Something catches my eye as we approach the ‘collection zone.’ Empty gel wrappers discarded at the drop off point catch in the wind and tumble across the road, not of interest to spectators who receive bidons as if they’re nuggets of gold. Then there is a crash. Mr Prime says he doesn’t like the ‘collection zone’ and it doesn’t take a wizard to figure out why.
The hold-up clears as Luke Durbridge waits in the middle of the road for a mechanic, who is fixing his bike. Mark Cavendish and some of his Deceuninck–Quick-Step teammates, Sonny Colbrelli and a select group of others use the convoy to chase back on to the main group.
Still amid the pine trees, I am so close to Dan Martin that our shoulders are virtually about to rub. I consider saying hello but then don’t. We’re traveling on the edge of the road, where dirt meets tarmac and there is a fine dust floating over the peloton.
A bit later, the world champion, Alaphilippe, drifts back to his second team car on the road and I wonder why he didn’t go to the first. He comes back laden with bidons as others follow suit. Not even the rainbow jersey is above manual labor in this race.

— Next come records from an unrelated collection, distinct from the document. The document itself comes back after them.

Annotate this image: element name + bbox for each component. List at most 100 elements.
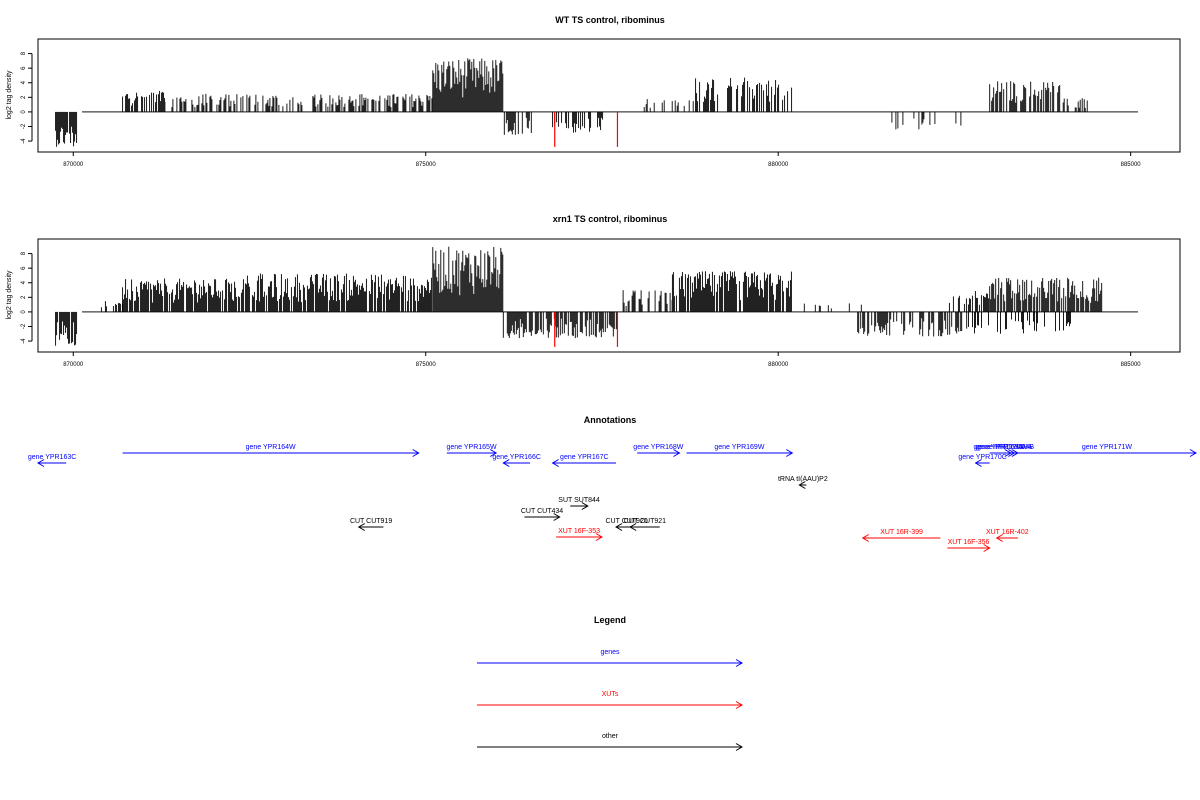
feature-arrowhead [974,459,982,467]
annotation-feature: CUT CUT434 [521,508,563,521]
annotation-feature: gene YPR167C [551,454,617,467]
panel-xrn1: xrn1 TS control, ribominus log2 tag dens… [6,214,1181,368]
y-tick-label: -2 [21,323,27,329]
feature-arrowhead [786,449,794,457]
annotation-feature: tRNA tI(AAU)P2 [778,476,828,489]
y-tick-label: 6 [21,266,27,270]
feature-label: XUT 16R-399 [880,529,923,536]
feature-arrowhead [1008,449,1016,457]
feature-label: gene YPR170C [958,454,1007,461]
feature-label: tRNA tI(AAU)P2 [778,476,828,483]
legend-item-genes: genes [477,649,743,667]
y-tick-label: 8 [21,251,27,255]
x-tick-label: 875000 [416,162,437,168]
annotation-feature: CUT CUT919 [350,518,392,531]
annotation-feature: gene YPR170W-B [977,444,1034,457]
feature-arrowhead [489,449,498,457]
feature-arrowhead [581,502,589,510]
legend-label: XUTs [602,691,619,698]
y-tick-label: -2 [21,123,27,129]
panel-title-wt: WT TS control, ribominus [555,15,665,25]
panel-title-xrn1: xrn1 TS control, ribominus [553,214,668,224]
feature-label: CUT CUT920 [605,518,647,525]
panel-wt: WT TS control, ribominus log2 tag densit… [6,15,1181,168]
x-tick-label: 880000 [768,162,789,168]
feature-arrowhead [37,459,45,467]
x-tick-label: 885000 [1121,362,1142,368]
bars-xrn1 [55,246,1138,347]
legend-item-other: other [477,733,743,751]
feature-label: gene YPR164W [246,444,296,451]
y-tick-label: -4 [21,138,27,144]
feature-arrowhead [861,534,870,542]
annotation-feature: gene YPR163C [28,454,77,467]
y-tick-label: 0 [21,110,27,114]
annotations-title: Annotations [584,415,637,425]
feature-arrowhead [629,523,637,531]
feature-arrowhead [1189,449,1197,457]
legend-item-xuts: XUTs [477,691,743,709]
x-tick-label: 880000 [768,362,789,368]
annotation-feature: XUT 16F-356 [947,539,991,552]
feature-label: gene YPR165W [446,444,496,451]
feature-label: gene YPR167C [560,454,609,461]
y-tick-label: -4 [21,338,27,344]
axes-xrn1: 870000 875000 880000 885000 -4 -2 0 2 4 6 8 [21,251,1141,368]
y-tick-label: 0 [21,310,27,314]
feature-label: gene YPR171W [1082,444,1132,451]
axes-wt: 870000 875000 880000 885000 -4 -2 0 2 4 6 8 [21,51,1141,168]
annotation-feature: gene YPR168W [633,444,684,457]
annotation-feature: XUT 16R-399 [861,529,941,542]
y-tick-label: 2 [21,295,27,299]
x-tick-label: 875000 [416,362,437,368]
y-tick-label: 6 [21,66,27,70]
legend-arrowhead [735,659,743,667]
feature-label: CUT CUT919 [350,518,392,525]
annotation-feature: gene YPR170C [958,454,1007,467]
feature-label: XUT 16R-402 [986,529,1029,536]
feature-arrowhead [357,523,365,531]
annotation-feature: XUT 16F-353 [556,528,603,541]
feature-arrowhead [551,459,559,467]
legend-label: genes [600,649,620,656]
feature-arrowhead [502,459,510,467]
feature-label: CUT CUT921 [624,518,666,525]
feature-arrowhead [595,533,603,541]
feature-arrowhead [553,513,561,521]
bars-wt [55,58,1138,147]
annotation-feature: gene YPR169W [686,444,794,457]
feature-label: XUT 16F-356 [948,539,990,546]
x-tick-label: 885000 [1121,162,1142,168]
feature-label: gene YPR169W [714,444,764,451]
feature-arrowhead [995,534,1003,542]
legend-panel: Legend genes XUTs other [477,615,743,751]
y-tick-label: 4 [21,280,27,284]
feature-label: gene YPR170W-A [974,444,1031,451]
legend-items: genes XUTs other [477,649,743,751]
y-tick-label: 4 [21,80,27,84]
annotation-feature: CUT CUT921 [624,518,666,531]
legend-arrowhead [735,743,743,751]
feature-arrowhead [983,544,991,552]
feature-arrowhead [615,523,623,531]
annotation-feature: gene YPR171W [1017,444,1197,457]
feature-arrowhead [798,481,806,489]
y-axis-label-wt: log2 tag density [6,70,13,120]
legend-label: other [602,733,619,740]
feature-label: gene YPR163C [28,454,77,461]
feature-label: gene YPR169W-A [975,444,1032,451]
annotation-feature: gene YPR164W [122,444,420,457]
feature-label: XUT 16F-353 [558,528,600,535]
feature-label: CUT CUT434 [521,508,563,515]
feature-label: gene YPR166C [492,454,541,461]
y-tick-label: 2 [21,95,27,99]
annotation-feature: gene YPR165W [446,444,498,457]
x-tick-label: 870000 [63,362,84,368]
y-axis-label-xrn1: log2 tag density [6,270,13,320]
annotation-tracks: gene YPR163C gene YPR164W gene YPR165W gene… [28,444,1197,552]
plot-frame-xrn1 [37,238,1181,353]
feature-arrowhead [412,449,420,457]
legend-arrowhead [735,701,743,709]
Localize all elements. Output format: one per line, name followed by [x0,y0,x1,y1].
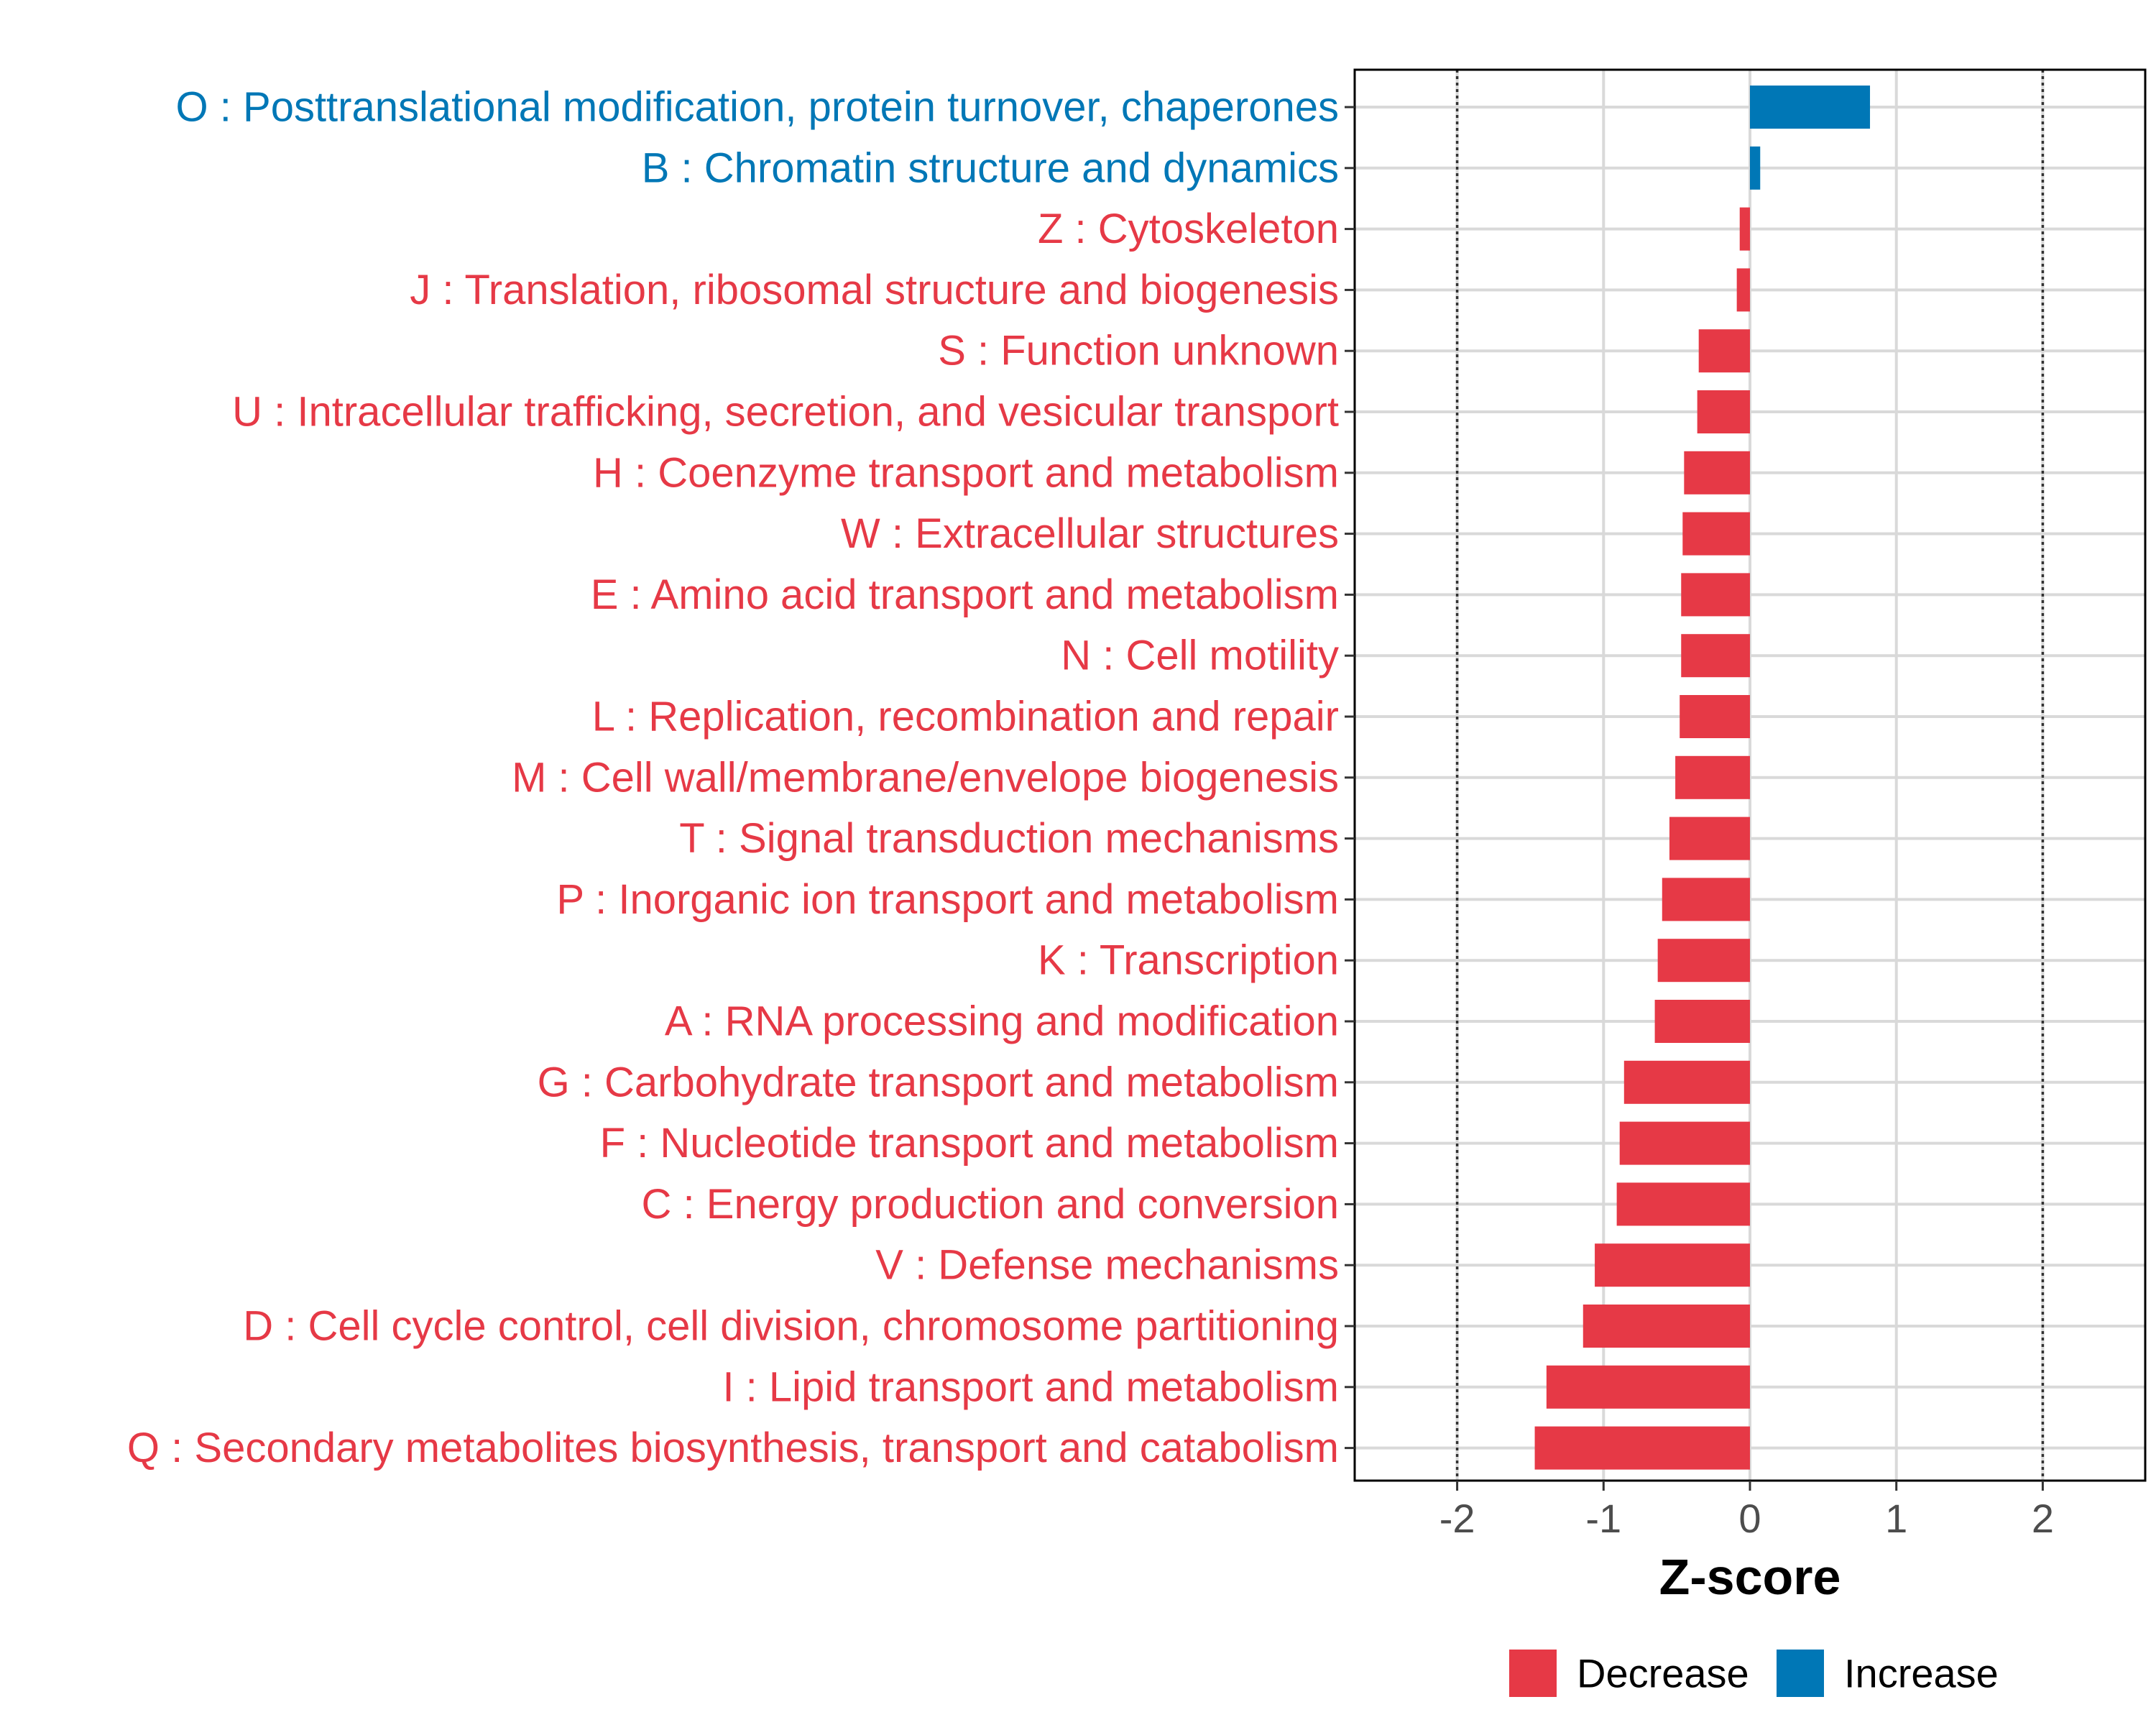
category-label: F : Nucleotide transport and metabolism [600,1120,1339,1167]
category-label: K : Transcription [1038,937,1339,984]
bar [1697,390,1750,433]
bar [1739,207,1750,251]
category-label: L : Replication, recombination and repai… [592,694,1339,740]
bar [1669,816,1750,860]
bar [1546,1365,1750,1409]
bar [1750,146,1761,190]
bar [1684,451,1750,494]
bar [1619,1121,1750,1165]
bar [1698,329,1750,373]
legend-label: Increase [1844,1651,1999,1696]
category-label: W : Extracellular structures [841,510,1339,557]
bar [1654,1000,1750,1043]
bar [1623,1060,1750,1104]
bar [1681,573,1750,617]
bar [1662,878,1750,921]
legend-label: Decrease [1577,1651,1749,1696]
category-label: T : Signal transduction mechanisms [679,815,1339,862]
category-label: V : Defense mechanisms [875,1242,1339,1289]
bar [1750,86,1871,129]
category-label: D : Cell cycle control, cell division, c… [243,1303,1339,1350]
bar [1616,1182,1750,1226]
x-tick-label: -1 [1585,1496,1621,1541]
category-label: B : Chromatin structure and dynamics [642,144,1339,191]
bar [1657,939,1750,983]
bar [1680,695,1750,738]
category-label: C : Energy production and conversion [642,1181,1339,1228]
bar [1736,268,1750,312]
x-tick-label: -2 [1439,1496,1475,1541]
category-label: M : Cell wall/membrane/envelope biogenes… [512,754,1339,801]
x-tick-label: 1 [1885,1496,1907,1541]
x-axis-title: Z-score [1659,1549,1841,1605]
x-tick-label: 0 [1738,1496,1761,1541]
category-label: Q : Secondary metabolites biosynthesis, … [127,1425,1339,1471]
category-label: G : Carbohydrate transport and metabolis… [538,1059,1339,1105]
category-label: J : Translation, ribosomal structure and… [410,267,1339,313]
category-label: N : Cell motility [1061,632,1339,679]
category-label: S : Function unknown [938,328,1339,374]
x-tick-label: 2 [2032,1496,2054,1541]
legend-key [1777,1650,1824,1697]
category-label: I : Lipid transport and metabolism [722,1363,1339,1410]
category-label: P : Inorganic ion transport and metaboli… [556,876,1339,923]
bar [1583,1305,1750,1348]
category-label: H : Coenzyme transport and metabolism [593,449,1339,496]
bar [1682,512,1750,556]
legend-key [1509,1650,1557,1697]
bar [1595,1243,1750,1287]
category-label: Z : Cytoskeleton [1038,206,1339,252]
bar [1681,634,1750,678]
category-label: A : RNA processing and modification [665,998,1339,1045]
category-label: O : Posttranslational modification, prot… [176,84,1339,131]
category-label: U : Intracellular trafficking, secretion… [232,389,1339,436]
category-label: E : Amino acid transport and metabolism [591,571,1339,618]
bar [1534,1426,1750,1470]
bar [1675,755,1750,799]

We transition from open roads through fields and forest onto single, twisting lanes that lead into stone villages rammed with people. Mr. Prime knows the rhythm, the language of the race and as the horns of team cars trying to push forward into impossible gaps sound, as the sirens of gendarmes warn, as the sound of race radio instructs sports directors on who needs what and where, he moves as focused, effortlessly and fearlessly as the riders do.
I take a second to appreciate what Mr. Prime, the sports directors and everyone else who drives in the convoy does. Normal road rules don’t apply. It’s an ongoing stop, start, accelerate, shout, repeat ensemble. The concentration you need to stay present, stay alert and not focus on how your butt hurts from being in the same spot for five-plus hours, or what you want for dinner, or why you were in a shit mood earlier is immense.
We pull over and Mr Prime asks me what I would like to do. The peloton, he says, is 11 minutes behind the break that has changed and evolved over the course of the day.
The forest gives way to vineyards as we approach the finish behind the breakaway. I stand up on the bike to see the lead group move and counter move before we pull off with 150m to go.
I give Mr. Prime a hug as he drops me at the mixed zone, where journalists interview riders past the finish line. I will never be able to tell the infinite number of stories of every person from every stage of the Tour but being in a position to see it is magic. Once your ears stop ringing.